Claws for Alarm
In this age of endless reboots and remakes, it’s heartening to see that a good old-fashioned unoriginal movie can still get made. To its credit, Beast isn’t a direct rip-off of any particular man-vs.-nature flick, but it has no interest in doing anything new with the genre, and that’s fine by me.
American doctor Nate Daniels (Idris Elba) is taking his two teenage daughters, Meredith (Iyana Halley) and Norah (Leah Jeffries), on a trip to South Africa, the homeland of Nate’s deceased ex-wife. There they link up with Martin Battles (Sharlto Copley), an old family friend and manager of the local wildlife park. The group’s picturesque safari takes a dark turn when they stumble upon a village whose entire population has been savagely mauled. Soon enough, the rogue lion responsible attacks their car, leaving them stranded in the wilderness with no means of communication.

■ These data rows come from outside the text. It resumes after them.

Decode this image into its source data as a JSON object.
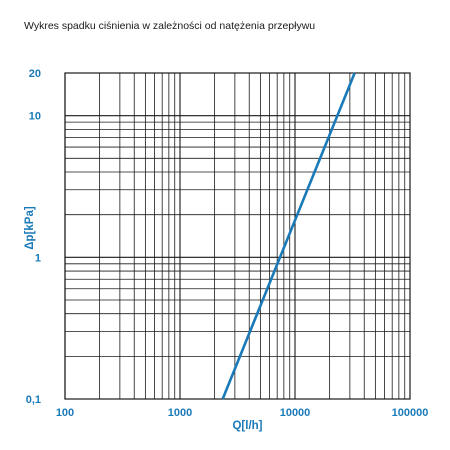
{
  "header": {
    "title": "Wykres spadku ciśnienia w zależności od natężenia przepływu"
  },
  "colors": {
    "accent": "#1a7ab8",
    "grid": "#1a1a1a",
    "text": "#1a1a1a"
  },
  "chart_data": {
    "type": "line",
    "title": "Wykres spadku ciśnienia w zależności od natężenia przepływu",
    "xlabel": "Q[l/h]",
    "ylabel": "Δp[kPa]",
    "xscale": "log",
    "yscale": "log",
    "xlim": [
      100,
      100000
    ],
    "ylim": [
      0.1,
      20
    ],
    "x_ticks": [
      100,
      1000,
      10000,
      100000
    ],
    "x_tick_labels": [
      "100",
      "1000",
      "10000",
      "100000"
    ],
    "y_ticks": [
      0.1,
      1,
      10,
      20
    ],
    "y_tick_labels": [
      "0,1",
      "1",
      "10",
      "20"
    ],
    "grid": true,
    "series": [
      {
        "x": [
          2350,
          33000
        ],
        "y": [
          0.1,
          20
        ]
      }
    ]
  }
}
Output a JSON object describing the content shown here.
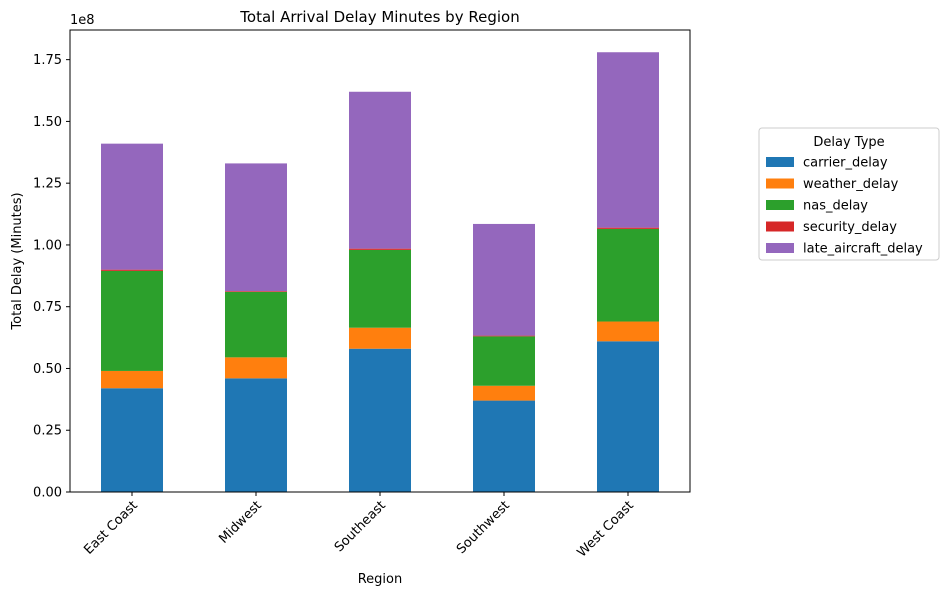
{
  "chart_data": {
    "type": "bar",
    "stacked": true,
    "title": "Total Arrival Delay Minutes by Region",
    "xlabel": "Region",
    "ylabel": "Total Delay (Minutes)",
    "y_scale_label": "1e8",
    "ylim": [
      0,
      187000000
    ],
    "y_ticks": [
      {
        "value": 0,
        "label": "0.00"
      },
      {
        "value": 25000000,
        "label": "0.25"
      },
      {
        "value": 50000000,
        "label": "0.50"
      },
      {
        "value": 75000000,
        "label": "0.75"
      },
      {
        "value": 100000000,
        "label": "1.00"
      },
      {
        "value": 125000000,
        "label": "1.25"
      },
      {
        "value": 150000000,
        "label": "1.50"
      },
      {
        "value": 175000000,
        "label": "1.75"
      }
    ],
    "categories": [
      "East Coast",
      "Midwest",
      "Southeast",
      "Southwest",
      "West Coast"
    ],
    "series": [
      {
        "name": "carrier_delay",
        "color": "#1f77b4",
        "values": [
          42000000,
          46000000,
          58000000,
          37000000,
          61000000
        ]
      },
      {
        "name": "weather_delay",
        "color": "#ff7f0e",
        "values": [
          7000000,
          8500000,
          8500000,
          6000000,
          8000000
        ]
      },
      {
        "name": "nas_delay",
        "color": "#2ca02c",
        "values": [
          40500000,
          26500000,
          31500000,
          20000000,
          37500000
        ]
      },
      {
        "name": "security_delay",
        "color": "#d62728",
        "values": [
          500000,
          300000,
          500000,
          300000,
          500000
        ]
      },
      {
        "name": "late_aircraft_delay",
        "color": "#9467bd",
        "values": [
          51000000,
          51700000,
          63500000,
          45200000,
          71000000
        ]
      }
    ],
    "legend": {
      "title": "Delay Type",
      "placement": "right"
    },
    "grid": false
  }
}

From then on, Beast is simplicity itself; a series of nail-biting set pieces as our heroes are put through every ringer imaginable. Because of the movie’s strong grip on pacing, and director Baltasar Kormákur’s assured hand, the approach pays off. His signature move is using long takes to build the tension to its breaking point before revealing the lion (and other threats) lurking in the background.
Of course, the real star of any killer animal movie is the creature, and here Beast is tough to beat: its lion is an incredibly convincing piece of CGI, rendered with lifelike movement and meticulous physical detail. Its tangible heft and deep roars give it terrifying power – one can practically feel the force of its blows when it slams into Martin’s car. The movie keeps the beast (just) on the side of wild animal rather than horror movie monster, though Kormákur knows how to give it a villainous air when the scene calls for it.
The only drag on Beast is its perfunctory family-drama subplot, a generic bore that yields the only parts of the movie which feel joyless and obligatory; its one redeeming quality is that it gets a bare minimum of screen-time. Thankfully, Elba and Copley have enough presence to make these scenes bearable, and their committed performances briefly distract from the flatness of both their characters. They – and the movie – fare much better in survival mode.
With that minor exception, Beast is a movie that seriously, even desperately, wants to avoid wasting its audience’s time. Excluding credits, it runs less than ninety minutes, and this leanness is among the movie’s strongest assets. Beast never feels rushed, but it’s keenly aware of its genre obligations, and shrewdly casts everything else aside.
Though coy about the matter at first, Beast eventually provides a delightfully nutty explanation for the lion’s murderous behavior, delivered with Quint-like gravitas by Copley. This tension between the movie’s fundamental ridiculousness and its sincere execution is the key to its success as a B-Movie. Beast is unashamed of its artifice, letting us revel in its sheer movie-ness, but never sacrifices its primal thrills. It’s a notoriously difficult line to walk, but Beast pulls it off thanks to the clear unity of purpose between its cast, script, and direction. It’s silly and straight-faced in all the right ways; a movie where a character is horrifically mauled in one scene and later has only a limp to show for it. For another movie, that might be a complaint.